Perelman’s continued one-note (or one-engine) criticisms aside, there’s always understandable distrust of technologies that have the potential to replace people--even if, when used properly, they can backstop them and add strength to strength. This unease seems especially strong in the realm of learning, in which we’re not educating drones. We’re educating cuter and smaller iterations of ourselves.
Nudging tech out of the valley
How does this tech, or any edtech, surmount this believability barrier?
Well--first and most important--it has to work. As a former colleague once noted to me, nothing will kill a bad product faster than good marketing. Overpromising is a bad idea.
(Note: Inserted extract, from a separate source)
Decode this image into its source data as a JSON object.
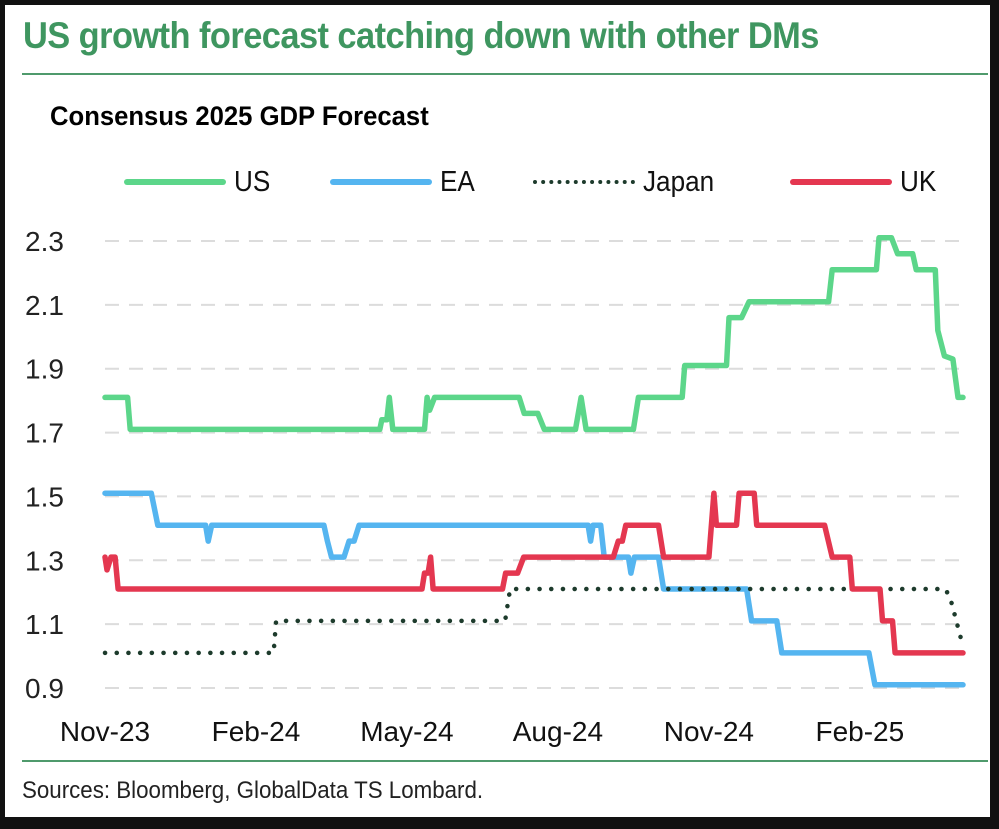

Then there has to be a nudge.
In higher education, online remote proctoring faced comparable challenges. There appeared to be a belief that nothing could be better than having a human in a physical room to monitor dozens or hundreds of students taking tests. That, despite lots of rational evidence that proctors don’t like to confront students, that it was far too easy to cheat in a crowd, and that the online proctor-to-student ratio is much lower.
Put test-takers in front of a camera? How is that better than an in-person presence? But Douglas Winneg of Software Secure said resistance to the concept changed about a year ago. It began to fade, he said, “not so much [due to] a specific event--rather a feeling of momentum.”
As colleges added more online courses, William Dorman, CEO of Kryterion, said the turning point in online proctoring may have been pressure from accrediting bodies that wanted security to go beyond passwords. That apparently raised remote proctoring’s profile overall, helped highlight differences in proctoring technology approaches, and led to a very human motivator: peer pressure. “As some entities started to use [online] proctoring,” Dorman noted, “others felt they needed to join in.”
It’s possible that’s where edtech is with automated essay scoring. There are critical caveats. If there’s appropriate use (to allow for more writing practice and feedback in instructional situations, and to support human scorers in assessment situations), if it’s applied cautiously and equitably (no dystopian future, please, in which poor schools get robo-graders instead of, instead of in addition to, human teachers) and if only the best, not the cheapest, automated engines are used.
Ultimately, humans should have control and the final say over any evaluation that has consequences. And any engines should only be used for the purpose for which they were designed and trained. But that is a separate matter from believing they’re as good as someone rushing to grade a pile of writing assignments in the current environment. I’d rather have deep, personal feedback from an expert instructor every time. But if that’s not guaranteed, I’ll take multiple sources of feedback, human or not.
If application is tightly defined, then maybe we can leap the belief barrier. And give a technology both rational and emotional acceptance.
Until, of course, the next cool edtech AI comes along.